Clarissa Harlowe LETTER LXXI

MISS CLARISSA HARLOWE, TO JOHN BELFORD, ESQ. FRIDAY, AUG. 4.

SIR,

I hold myself extremely obliged to you for your communications. I will make no use of them, that you shall have reason to reproach either yourself or me with. I wanted no new lights to make the unhappy man’s premeditated baseness to me unquestionable, as my answer to Miss Montague’s letter might convince you.*

* See Letter LXVIII. of this volume.

I must own, in his favour, that he has observed some decency in his accounts to you of the most indecent and shocking actions. And if all his strangely-communicative narrations are equally decent, nothing will be rendered criminally odious by them, but the vile heart that could meditate such contrivances as were much stronger evidences of his inhumanity than of his wit: since men of very contemptible parts and understanding may succeed in the vilest attempts, if they can once bring themselves to trample on the sanctions which bind man to man; and sooner upon an innocent person than upon any other; because such a one is apt to judge of the integrity of others’ hearts by its own.

I find I have had great reason to think myself obliged to your intention in the whole progress of my sufferings. It is, however, impossible, Sir, to miss the natural inference on this occasion that lies against his predetermined baseness. But I say the less, because you shall not think I borrow, from what you have communicated, aggravations that are not needed.

And now, Sir, that I may spare you the trouble of offering any future arguments in his favour, let me tell you that I have weighed every thing thoroughly—all that human vanity could suggest—all that a desirable reconciliation with my friends, and the kind respects of his own, could bid me hope for—the enjoyment of Miss Howe’s friendship, the dearest consideration to me, now, of all the worldly ones—all these I have weighed: and the result is, and was before you favoured me with these communications, that I have more satisfaction in the hope that, in one month, there will be an end of all with me, than in the most agreeable things that could happen from an alliance with Mr. Lovelace, although I were to be assured he would make the best and tenderest of husbands. But as to the rest; if, satisfied with the evils he has brought upon me, he will forbear all further persecutions of me, I will, to my last hour, wish him good: although he hath overwhelmed the fatherless, and digged a pit for his friend: fatherless may she well be called, and motherless too, who has been denied all paternal protection, and motherly forgiveness.

***

And now, Sir, acknowledging gratefully your favour in the extracts, I come to the second request I had to make you; which requires a great deal of courage to mention; and which courage nothing but a great deal of distress, and a very destitute condition, can give. But, if improper, I can but be denied; and dare to say I shall be at least excused. Thus, then, I preface it:

’You see, Sir, that I am thrown absolutely into the hands of strangers, who, although as kind and compassionate as strangers can be wished to be, are, nevertheless, persons from whom I cannot expect any thing more than pity and good wishes; nor can my memory receive from them any more protection than my person, if either should need it.

’If then I request it, of the only person possessed of materials that will enable him to do my character justice;

’And who has courage, independence, and ability to oblige me;

’To be the protector or my memory, as I may say;

’And to be my executor; and to see some of my dying requests performed;

’And if I leave it to him to do the whole in his own way, manner, and time; consulting, however, in requisite cases, my dear Miss Howe;

’I presume to hope that this my second request may be granted.’

And if it may, these satisfactions will accrue to me from the favour done me, and the office undertaken:

’It will be an honour to my memory, with all those who shall know that I was so well satisfied of my innocence, that, having not time to write my own story, I could intrust it to the relation which the destroyer of my fame and fortunes has given of it.

’I shall not be apprehensive of involving any one in my troubles or hazards by this task, either with my own relations, or with your friend; having dispositions to make which perhaps my own friends will not be so well pleased with as it were to be wished they would be;’ as I intend not unreasonable ones; but you know, Sir, where self is judge, matters, even with good people, will not always be rightly judged of.

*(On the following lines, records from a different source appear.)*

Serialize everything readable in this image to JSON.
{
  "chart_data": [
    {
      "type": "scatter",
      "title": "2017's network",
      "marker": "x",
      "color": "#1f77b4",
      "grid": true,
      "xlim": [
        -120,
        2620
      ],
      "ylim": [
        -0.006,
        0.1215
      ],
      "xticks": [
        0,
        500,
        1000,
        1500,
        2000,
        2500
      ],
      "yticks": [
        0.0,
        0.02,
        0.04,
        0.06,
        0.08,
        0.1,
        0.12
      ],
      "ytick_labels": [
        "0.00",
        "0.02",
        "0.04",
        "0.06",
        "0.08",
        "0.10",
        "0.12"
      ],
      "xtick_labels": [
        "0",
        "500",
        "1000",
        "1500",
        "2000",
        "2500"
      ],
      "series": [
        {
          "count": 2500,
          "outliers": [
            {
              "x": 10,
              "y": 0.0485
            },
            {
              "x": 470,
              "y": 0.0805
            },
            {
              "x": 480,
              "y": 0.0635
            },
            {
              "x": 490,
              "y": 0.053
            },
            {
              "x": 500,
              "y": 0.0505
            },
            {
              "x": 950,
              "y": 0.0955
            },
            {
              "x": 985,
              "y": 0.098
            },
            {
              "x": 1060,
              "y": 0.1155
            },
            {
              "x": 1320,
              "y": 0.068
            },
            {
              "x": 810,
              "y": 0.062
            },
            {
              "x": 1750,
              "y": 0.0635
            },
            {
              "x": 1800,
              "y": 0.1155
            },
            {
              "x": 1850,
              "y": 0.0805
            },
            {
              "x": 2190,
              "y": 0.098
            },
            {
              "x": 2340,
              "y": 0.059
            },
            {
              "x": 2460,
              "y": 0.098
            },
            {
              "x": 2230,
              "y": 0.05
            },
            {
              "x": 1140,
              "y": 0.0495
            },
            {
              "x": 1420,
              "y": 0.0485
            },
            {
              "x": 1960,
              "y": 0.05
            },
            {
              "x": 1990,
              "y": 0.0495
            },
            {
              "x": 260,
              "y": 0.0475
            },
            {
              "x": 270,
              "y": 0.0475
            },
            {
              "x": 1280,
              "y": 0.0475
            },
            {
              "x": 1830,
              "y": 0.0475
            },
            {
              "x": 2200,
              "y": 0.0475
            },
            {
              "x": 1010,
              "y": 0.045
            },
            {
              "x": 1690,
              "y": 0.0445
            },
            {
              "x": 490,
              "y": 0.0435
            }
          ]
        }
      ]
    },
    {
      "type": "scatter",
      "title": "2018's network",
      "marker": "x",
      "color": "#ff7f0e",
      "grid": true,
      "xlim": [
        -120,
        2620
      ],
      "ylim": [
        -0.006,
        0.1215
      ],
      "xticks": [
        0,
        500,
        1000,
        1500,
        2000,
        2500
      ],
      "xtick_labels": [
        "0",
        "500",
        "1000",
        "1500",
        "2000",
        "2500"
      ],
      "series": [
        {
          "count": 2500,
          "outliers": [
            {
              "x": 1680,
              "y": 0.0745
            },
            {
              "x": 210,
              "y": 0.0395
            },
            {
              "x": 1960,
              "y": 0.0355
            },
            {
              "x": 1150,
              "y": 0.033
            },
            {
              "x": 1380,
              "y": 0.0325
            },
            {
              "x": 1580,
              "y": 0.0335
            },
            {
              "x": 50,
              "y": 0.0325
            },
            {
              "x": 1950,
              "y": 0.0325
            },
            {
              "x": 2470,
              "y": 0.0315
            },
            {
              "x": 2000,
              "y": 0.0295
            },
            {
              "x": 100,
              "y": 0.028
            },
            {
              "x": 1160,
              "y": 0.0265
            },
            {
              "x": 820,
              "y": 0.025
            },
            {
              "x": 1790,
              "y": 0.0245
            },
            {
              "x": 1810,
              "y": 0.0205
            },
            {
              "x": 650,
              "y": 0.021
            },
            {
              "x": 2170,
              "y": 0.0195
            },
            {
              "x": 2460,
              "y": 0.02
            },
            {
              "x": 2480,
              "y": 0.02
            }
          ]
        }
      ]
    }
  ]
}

’I shall also be freed from the pain of recollecting things that my soul is vexed at; and this at a time when its tumults should be allayed, in order to make way for the most important preparation.

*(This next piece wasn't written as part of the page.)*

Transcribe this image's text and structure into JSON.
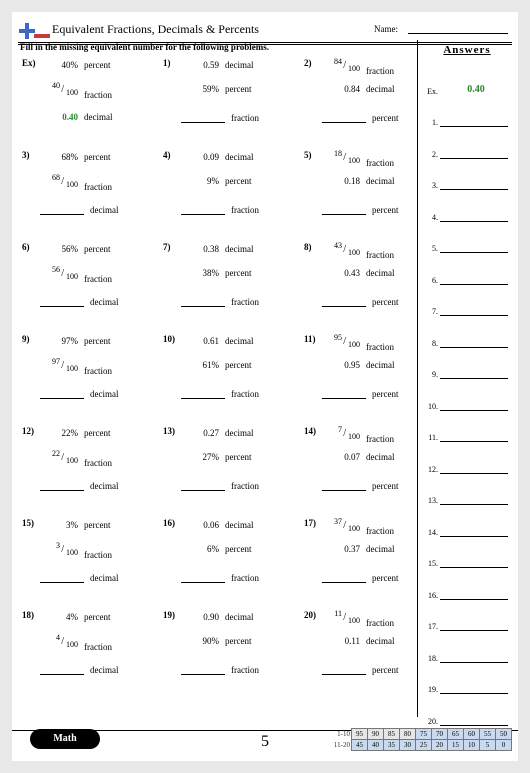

’And who knows, but that Mr. Belford, who already, from a principle of humanity, is touched at my misfortunes, when he comes to revolve the whole story, placed before him in one strong light: and when he shall have the catastrophe likewise before him; and shall become in a manner interested in it; who knows, but that, from a still higher principle, he may so regulate his future actions as to find his own reward in the everlasting welfare which is wished him by his

’Obliged servant, ’CLARISSA HARLOWE?’